Efficacy assessment of newly-designed and locally-produced filtering facemasks during the SARS-CoV-2 pandemic. (preprint)

The SARS-CoV-2 pandemic resulted in shortages of production and test capacity of FFP2-respirators. Such facemasks are required to be worn by healthcare professionals when performing aerosol-generating procedures on COVID-19 patients. In response to the high demand and short supply, we designed three models of facemasks that are suitable for local production. As these facemasks should meet the requirements of an FFP2-certified facemask, the newly-designed facemasks were tested on the filtration efficiency of the filter material, inward leakage, and breathing resistance with custom-made experimental setups. In these tests, the locally-produced facemasks were benchmarked against a commercial FFP2 facemask. Furthermore, the protective capacity of the facemasks was tested for the first time with coronavirus-loaded aerosols under physiologically relevant conditions. This multidisciplinary effort resulted in the design and production of facemasks that meet the FFP2 requirements, and which can be mass-produced at local production facilities.

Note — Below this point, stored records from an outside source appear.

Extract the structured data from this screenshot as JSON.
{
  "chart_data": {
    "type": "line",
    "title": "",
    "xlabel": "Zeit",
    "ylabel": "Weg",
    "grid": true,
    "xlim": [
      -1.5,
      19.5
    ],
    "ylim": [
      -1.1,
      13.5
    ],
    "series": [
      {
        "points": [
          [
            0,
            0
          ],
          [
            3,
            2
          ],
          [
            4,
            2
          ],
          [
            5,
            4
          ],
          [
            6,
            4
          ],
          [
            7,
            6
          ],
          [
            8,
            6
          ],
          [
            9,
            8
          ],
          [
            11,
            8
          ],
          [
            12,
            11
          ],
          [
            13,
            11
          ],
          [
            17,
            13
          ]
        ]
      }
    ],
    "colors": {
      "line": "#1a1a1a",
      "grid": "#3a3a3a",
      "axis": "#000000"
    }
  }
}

A molecular pore spans the double membrane of the coronavirus replication organelle (preprint)

Coronavirus genome replication is associated with virus-induced cytosolic double-membrane vesicles, which may provide a tailored micro-environment for viral RNA synthesis in the infected cell. However, it is unclear how newly synthesized genomes and mRNAs can travel from these sealed replication compartments to the cytosol to ensure their translation and the assembly of progeny virions. Here, using cellular electron cryo-microscopy, we unveiled a molecular pore complex that spans both membranes of the double-membrane vesicle and would allow export of RNA to the cytosol. A hexameric assembly of a large viral transmembrane protein was found to form the core of the crown-shaped complex. This coronavirus-specific structure likely plays a critical role in coronavirus replication and thus constitutes a novel drug target

A unifying structural and functional model of the coronavirus replication organelle: tracking down RNA synthesis (preprint)

Zoonotic coronavirus (CoV) infections, like those responsible for the current SARS-CoV-2 epidemic, cause grave international public health concern. In infected cells, the CoV RNA-synthesizing machinery associates with modified endoplasmic reticulum membranes that are transformed into the viral replication organelle (RO). While double-membrane vesicles (DMVs) appear to be a pan -coronavirus RO element, studies to date describe an assortment of additional coronavirus-induced membrane structures. Despite much speculation, it remains unclear which RO element(s) accommodate viral RNA synthesis. Here we provide detailed 2D and 3D analyses of CoV ROs and show that diverse CoVs essentially induce the same membrane modifications, including the small open double-membrane spherules (DMSs) previously thought to be restricted to gamma- and delta-CoV infections and proposed as sites of replication. Metabolic labelling of newly-synthesized viral RNA followed by quantitative EM autoradiography revealed abundant viral RNA synthesis associated with DMVs in cells infected with the beta-CoVs MERS-CoV and SARS-CoV, and the gamma-CoV infectious bronchitis virus. RNA synthesis could not be linked to DMSs or any other cellular or virus-induced structure. Our results provide a unifying model of the CoV RO and clearly establish DMVs as the central hub for viral RNA synthesis and a potential drug target in coronavirus infection.